Baby Seal, Seal Cub — Isuwim Carlia’a, Qaigya’aq~root~>
Harbor seals (Phoca vitulina) are year-round residents of Kodiak’s nearshore waters. Biologists consider them sedentary because they tend to stay in one area throughout their lives, visiting the same spots to feed, rest, breed, and pup. Like sea lions, harbor seals give birth on land. Pupping takes place between late May and early July. Pups weigh approximately twenty-four pounds and double in size in about a month. Seal pups are less shy than adults and spend more time on land. For Alutiiqs, this meant that baby seals could easily be hunted on land in the summer.

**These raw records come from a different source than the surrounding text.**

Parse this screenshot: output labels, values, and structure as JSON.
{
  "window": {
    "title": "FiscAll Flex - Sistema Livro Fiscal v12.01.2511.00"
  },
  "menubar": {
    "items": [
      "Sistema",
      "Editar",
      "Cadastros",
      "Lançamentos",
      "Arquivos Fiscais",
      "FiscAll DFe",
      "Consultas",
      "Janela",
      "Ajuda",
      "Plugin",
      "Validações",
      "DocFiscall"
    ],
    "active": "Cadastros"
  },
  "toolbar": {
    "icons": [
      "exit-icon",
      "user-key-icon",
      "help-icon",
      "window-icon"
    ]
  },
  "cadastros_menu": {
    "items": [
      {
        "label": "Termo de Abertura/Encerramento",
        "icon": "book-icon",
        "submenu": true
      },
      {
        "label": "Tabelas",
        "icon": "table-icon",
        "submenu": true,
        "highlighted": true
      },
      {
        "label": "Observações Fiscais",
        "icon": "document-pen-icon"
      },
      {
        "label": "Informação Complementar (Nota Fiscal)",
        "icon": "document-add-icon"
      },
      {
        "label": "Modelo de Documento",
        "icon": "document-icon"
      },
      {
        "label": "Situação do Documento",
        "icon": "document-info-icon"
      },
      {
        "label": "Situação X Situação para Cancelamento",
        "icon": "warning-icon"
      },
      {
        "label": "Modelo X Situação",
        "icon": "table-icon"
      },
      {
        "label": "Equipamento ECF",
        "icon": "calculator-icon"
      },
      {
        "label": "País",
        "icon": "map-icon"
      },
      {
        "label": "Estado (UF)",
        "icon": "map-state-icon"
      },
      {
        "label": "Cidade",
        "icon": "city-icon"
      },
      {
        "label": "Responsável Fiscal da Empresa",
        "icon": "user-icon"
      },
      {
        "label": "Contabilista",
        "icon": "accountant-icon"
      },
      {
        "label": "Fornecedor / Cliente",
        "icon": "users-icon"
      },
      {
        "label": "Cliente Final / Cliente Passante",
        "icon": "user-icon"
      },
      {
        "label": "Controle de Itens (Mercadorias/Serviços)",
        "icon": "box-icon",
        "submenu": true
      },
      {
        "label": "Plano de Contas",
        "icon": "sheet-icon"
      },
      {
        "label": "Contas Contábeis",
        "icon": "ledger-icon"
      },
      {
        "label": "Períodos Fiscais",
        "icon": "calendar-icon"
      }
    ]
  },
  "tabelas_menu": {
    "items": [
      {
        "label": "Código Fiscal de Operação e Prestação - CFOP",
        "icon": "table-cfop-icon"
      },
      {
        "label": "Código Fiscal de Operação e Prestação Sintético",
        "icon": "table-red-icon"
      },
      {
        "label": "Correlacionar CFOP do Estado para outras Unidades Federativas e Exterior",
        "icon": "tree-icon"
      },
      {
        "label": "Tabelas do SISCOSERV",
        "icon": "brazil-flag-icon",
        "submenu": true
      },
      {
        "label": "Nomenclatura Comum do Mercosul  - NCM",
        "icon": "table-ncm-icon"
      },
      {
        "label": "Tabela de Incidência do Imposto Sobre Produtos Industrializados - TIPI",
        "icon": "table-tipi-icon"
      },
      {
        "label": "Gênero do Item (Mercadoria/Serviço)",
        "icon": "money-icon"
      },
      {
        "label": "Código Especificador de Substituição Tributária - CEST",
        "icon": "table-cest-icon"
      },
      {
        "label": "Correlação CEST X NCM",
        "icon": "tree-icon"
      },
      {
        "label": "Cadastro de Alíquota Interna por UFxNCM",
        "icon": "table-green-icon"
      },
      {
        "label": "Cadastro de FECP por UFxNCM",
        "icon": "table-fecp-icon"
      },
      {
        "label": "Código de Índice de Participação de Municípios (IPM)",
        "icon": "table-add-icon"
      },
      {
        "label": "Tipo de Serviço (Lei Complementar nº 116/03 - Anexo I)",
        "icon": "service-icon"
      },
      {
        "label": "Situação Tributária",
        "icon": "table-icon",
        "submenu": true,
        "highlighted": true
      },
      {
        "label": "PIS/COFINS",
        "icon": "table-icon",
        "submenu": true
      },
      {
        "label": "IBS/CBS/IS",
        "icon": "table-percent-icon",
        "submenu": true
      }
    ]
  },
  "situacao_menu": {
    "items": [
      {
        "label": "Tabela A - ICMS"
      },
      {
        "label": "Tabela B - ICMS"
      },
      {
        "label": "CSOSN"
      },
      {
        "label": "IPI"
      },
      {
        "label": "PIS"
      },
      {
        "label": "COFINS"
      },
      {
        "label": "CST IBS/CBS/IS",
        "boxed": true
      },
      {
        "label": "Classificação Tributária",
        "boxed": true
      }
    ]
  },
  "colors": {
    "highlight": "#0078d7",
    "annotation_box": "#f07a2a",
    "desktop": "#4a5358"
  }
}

Although Alutiiq people are famous for their skill in hunting sea mammals from kayaks, seals of all sizes were taken on land for meat, bone, oil, and hide. In Prince William Sound, the soft hides of baby seals were also used to fashion an apron worn as underwear. One historic account tells of Alutiiq people harvesting seals with nets. At high tide, hunters would stretch a net more than fifty feet long and seven feet wide near a rookery with sleeping seals. When it was tight, they would wake the seals and scare them into the net. In more recent years, Elders recall stalking seals at rookeries. Covered with a sealskin, a hunter might creep up onto the rookery, crying like a baby seal. When an adult came to investigate, the hunter would shoot it.